Bases: squirro.lib.nlp.steps.savers.Saver

Removes Squirro entities that match the field properties. This is used to ensure that no duplicate entities show up when a ml workflow is rerun on the same items.

Note - The fields client_id, client_secret, cluster, token and project_id do not need to be set if it is used inside the Squirro machinelearning service

Parameters
  • type (str) – squirro_entity_cleaner

  • client_id (str, None) – Squirro client id

  • client_secret (str, None) – Squirro client secret

  • cluster (str) – Squirro cluster URL

  • token (str) – Squirro token

  • project_id (str) – id of Squirro project

  • properties (dict, {}) – Properties that need to match for entities to be removed.
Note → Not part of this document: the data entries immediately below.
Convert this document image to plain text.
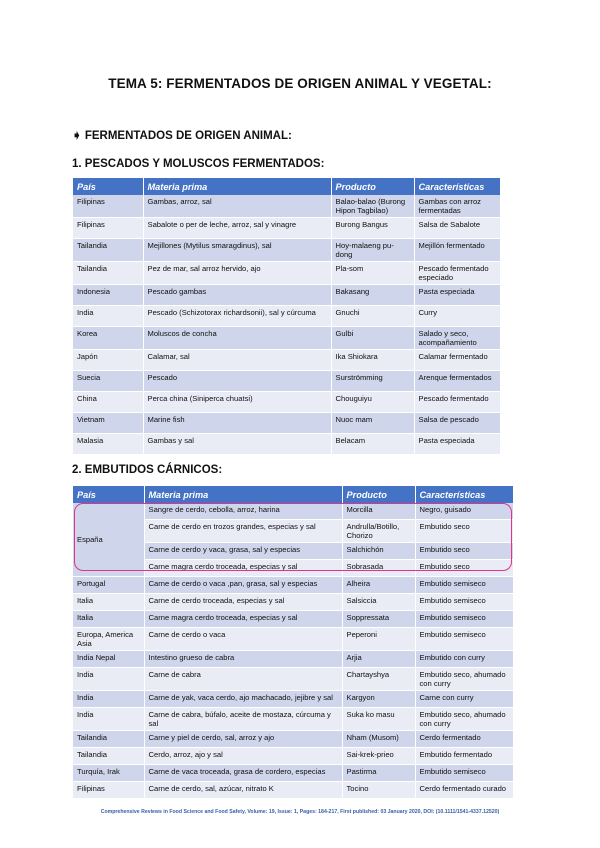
TEMA 5: FERMENTADOS DE ORIGEN ANIMAL Y VEGETAL:
➧ FERMENTADOS DE ORIGEN ANIMAL:
1. PESCADOS Y MOLUSCOS FERMENTADOS:
País	Materia prima	Producto	Características
Filipinas	Gambas, arroz, sal	Balao-balao (Burong Hipon Tagbilao)	Gambas con arroz fermentadas
Filipinas	Sabalote o per de leche, arroz, sal y vinagre	Burong Bangus	Salsa de Sabalote
Tailandia	Mejillones (Mytilus smaragdinus), sal	Hoy-malaeng pu-dong	Mejillón fermentado
Tailandia	Pez de mar, sal arroz hervido, ajo	Pla-som	Pescado fermentado especiado
Indonesia	Pescado gambas	Bakasang	Pasta especiada
India	Pescado (Schizotorax richardsonii), sal y cúrcuma	Gnuchi	Curry
Korea	Moluscos de concha	Gulbi	Salado y seco, acompañamiento
Japón	Calamar, sal	Ika Shiokara	Calamar fermentado
Suecia	Pescado	Surströmming	Arenque fermentados
China	Perca china (Siniperca chuatsi)	Chouguiyu	Pescado fermentado
Vietnam	Marine fish	Nuoc mam	Salsa de pescado
Malasia	Gambas y sal	Belacam	Pasta especiada
2. EMBUTIDOS CÁRNICOS:
País	Materia prima	Producto	Características
España	Sangre de cerdo, cebolla, arroz, harina	Morcilla	Negro, guisado
	Carne de cerdo en trozos grandes, especias y sal	Andrulla/Botillo, Chorizo	Embutido seco
	Carne de cerdo y vaca, grasa, sal y especias	Salchichón	Embutido seco
	Carne magra cerdo troceada, especias y sal	Sobrasada	Embutido seco
Portugal	Carne de cerdo o vaca ,pan, grasa, sal y especias	Alheira	Embutido semiseco
Italia	Carne de cerdo troceada, especias y sal	Salsiccia	Embutido semiseco
Italia	Carne magra cerdo troceada, especias y sal	Soppressata	Embutido semiseco
Europa, America Asia	Carne de cerdo o vaca	Peperoni	Embutido semiseco
India Nepal	Intestino grueso de cabra	Arjia	Embutido con curry
India	Carne de cabra	Chartayshya	Embutido seco, ahumado con curry
India	Carne de yak, vaca cerdo, ajo machacado, jejibre y sal	Kargyon	Carne con curry
India	Carne de cabra, búfalo, aceite de mostaza, cúrcuma y sal	Suka ko masu	Embutido seco, ahumado con curry
Tailandia	Carne y piel de cerdo, sal, arroz y ajo	Nham (Musom)	Cerdo fermentado
Tailandia	Cerdo, arroz, ajo y sal	Sai-krek-prieo	Embutido fermentado
Turquía, Irak	Carne de vaca troceada, grasa de cordero, especias	Pastirma	Embutido semiseco
Filipinas	Carne de cerdo, sal, azúcar, nitrato K	Tocino	Cerdo fermentado curado
Comprehensive Reviews in Food Science and Food Safety, Volume: 19, Issue: 1, Pages: 184-217, First published: 03 January 2020, DOI: (10.1111/1541-4337.12520)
If left empty, all entities for the items are removed.

  • delete_batch_size (int, 500) – How many entities to delete per deletion request.

Example

{
    "step": "saver",
    "type": "squirro_entity_cleaner",
    "cluster": "CLUSTER",
    "token": "TOKEN",
    "project_id": "PROJECT_ID",
    "properties": {"model_id":"MODEL_ID"}
}

Methods Summary

process_batch(docs)

Process a batch of documents.

Methods Documentation

process_batch(docs)

Process a batch of documents. If not defined will default to using self.process_doc for each document in the batch.

Parameters

batch (list(Document)) – List of documents

Returns

List of processed documents

Return type

list(Document)